Мог ли мой посетитель, практиковавший первобытный коммунизм, равнодушный к личному имуществу, разозлиться из-за того, что стена рухнула и современная версия коммунизма потерпела неудачу, мог ли осудить Камиллу за то, что она бросилась отплясывать на руинах мечты Карла Маркса? Но это государство диктатуры коммунизма, удушающего и бюрократического, не имело ничего общего со свободным, эгалитарным образом жизни индейцев Огненной Земли, реальной связи между ними не было. Почему его должно волновать то, что случилось в мире?
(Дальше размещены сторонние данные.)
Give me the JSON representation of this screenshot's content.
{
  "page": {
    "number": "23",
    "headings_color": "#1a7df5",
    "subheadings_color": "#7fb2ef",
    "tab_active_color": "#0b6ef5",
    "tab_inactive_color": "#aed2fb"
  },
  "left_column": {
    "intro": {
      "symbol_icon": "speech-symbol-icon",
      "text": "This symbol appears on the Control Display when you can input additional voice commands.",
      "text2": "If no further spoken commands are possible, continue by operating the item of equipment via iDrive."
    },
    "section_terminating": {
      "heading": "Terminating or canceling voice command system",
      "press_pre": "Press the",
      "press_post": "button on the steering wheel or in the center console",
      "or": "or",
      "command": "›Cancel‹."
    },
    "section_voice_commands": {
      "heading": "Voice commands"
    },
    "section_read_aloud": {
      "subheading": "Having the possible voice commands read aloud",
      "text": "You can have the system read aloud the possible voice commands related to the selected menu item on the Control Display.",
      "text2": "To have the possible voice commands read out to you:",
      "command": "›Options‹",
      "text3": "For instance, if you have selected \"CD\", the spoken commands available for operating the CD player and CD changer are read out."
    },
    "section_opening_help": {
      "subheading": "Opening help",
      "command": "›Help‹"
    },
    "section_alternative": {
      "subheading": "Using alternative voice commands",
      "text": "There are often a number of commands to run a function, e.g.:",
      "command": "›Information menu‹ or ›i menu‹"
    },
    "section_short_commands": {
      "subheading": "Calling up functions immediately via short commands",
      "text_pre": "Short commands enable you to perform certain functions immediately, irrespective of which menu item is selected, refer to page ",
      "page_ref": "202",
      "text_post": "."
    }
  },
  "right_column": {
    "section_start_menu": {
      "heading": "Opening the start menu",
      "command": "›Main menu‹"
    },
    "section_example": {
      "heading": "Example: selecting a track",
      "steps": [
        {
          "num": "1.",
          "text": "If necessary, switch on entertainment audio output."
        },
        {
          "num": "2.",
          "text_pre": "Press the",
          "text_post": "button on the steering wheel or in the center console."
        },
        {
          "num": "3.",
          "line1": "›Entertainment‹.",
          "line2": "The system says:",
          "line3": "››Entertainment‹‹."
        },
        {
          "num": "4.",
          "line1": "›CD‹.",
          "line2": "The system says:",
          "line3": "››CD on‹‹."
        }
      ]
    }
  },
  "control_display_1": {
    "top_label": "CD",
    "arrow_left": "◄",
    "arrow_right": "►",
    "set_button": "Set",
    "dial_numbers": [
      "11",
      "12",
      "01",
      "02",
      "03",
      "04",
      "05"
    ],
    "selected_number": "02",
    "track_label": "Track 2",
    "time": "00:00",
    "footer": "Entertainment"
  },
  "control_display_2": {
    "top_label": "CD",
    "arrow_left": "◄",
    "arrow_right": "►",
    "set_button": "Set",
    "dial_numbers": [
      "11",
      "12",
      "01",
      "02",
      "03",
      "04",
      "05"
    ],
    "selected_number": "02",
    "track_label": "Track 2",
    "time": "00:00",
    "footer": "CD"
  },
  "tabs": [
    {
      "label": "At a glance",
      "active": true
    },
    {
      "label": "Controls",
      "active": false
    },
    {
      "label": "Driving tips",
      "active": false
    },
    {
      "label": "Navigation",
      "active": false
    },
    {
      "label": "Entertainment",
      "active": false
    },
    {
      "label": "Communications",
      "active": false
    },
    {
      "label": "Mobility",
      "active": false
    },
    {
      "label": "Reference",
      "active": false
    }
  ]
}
Понимал ли он сложности двадцатого века, этот человек, живший во всех смыслах в доисторические времена?
Или я недооценивал его, приходя к выводу о безразличии, заранее осуждая на смерть, как это делали при жизни его похитители, зрители и ученые? Может быть, Генри понимал больше, чем я предполагал. Может быть, мертвые получали ежедневные сводки о том, как их потомки грабят планету, завещанную им, – и если да, то не будет ли он ненавидеть капитализм? В конце концов, именно торговцы уничтожили его и его племя. Предприниматели, которые выставляли экзотических дикарей в человеческих зоопарках, предприниматели, которые запечатлевали их диковинные черты на открытках, что продавались за пенни. Кэм, разумеется, знала ответ, она бы смогла отделить правду от лжи, наверное, она успела до несчастного случая упорядочить этот хаос, предложить более связное и обоснованное объяснение.
Камилла – единственный человек, которого я не мог вовлечь в свои печальные догадки. Месяцы собирались в годы, один год перетекал в другой, по мере того как она приближалась к той, к кому когда-то ползла черепашьим шагом, Кэм Вуд, которая приветствовала меня в день моего четырнадцатилетия, постепенно сливалась с Кэм Фостер, которая в последний раз говорила со мной и заверяла, что мы исполнили свой долг. Две эти Камиллы накладывались друг на друга, противоречили друг другу и вступали в сговор, когда моя жена начала отстаивать независимость и решилась выйти из дома одна и провести вне его сначала час, затем два, а после и всю вторую половину дня, а я обнаружил, что меня охватывают в равной мере надежда и отчаяние.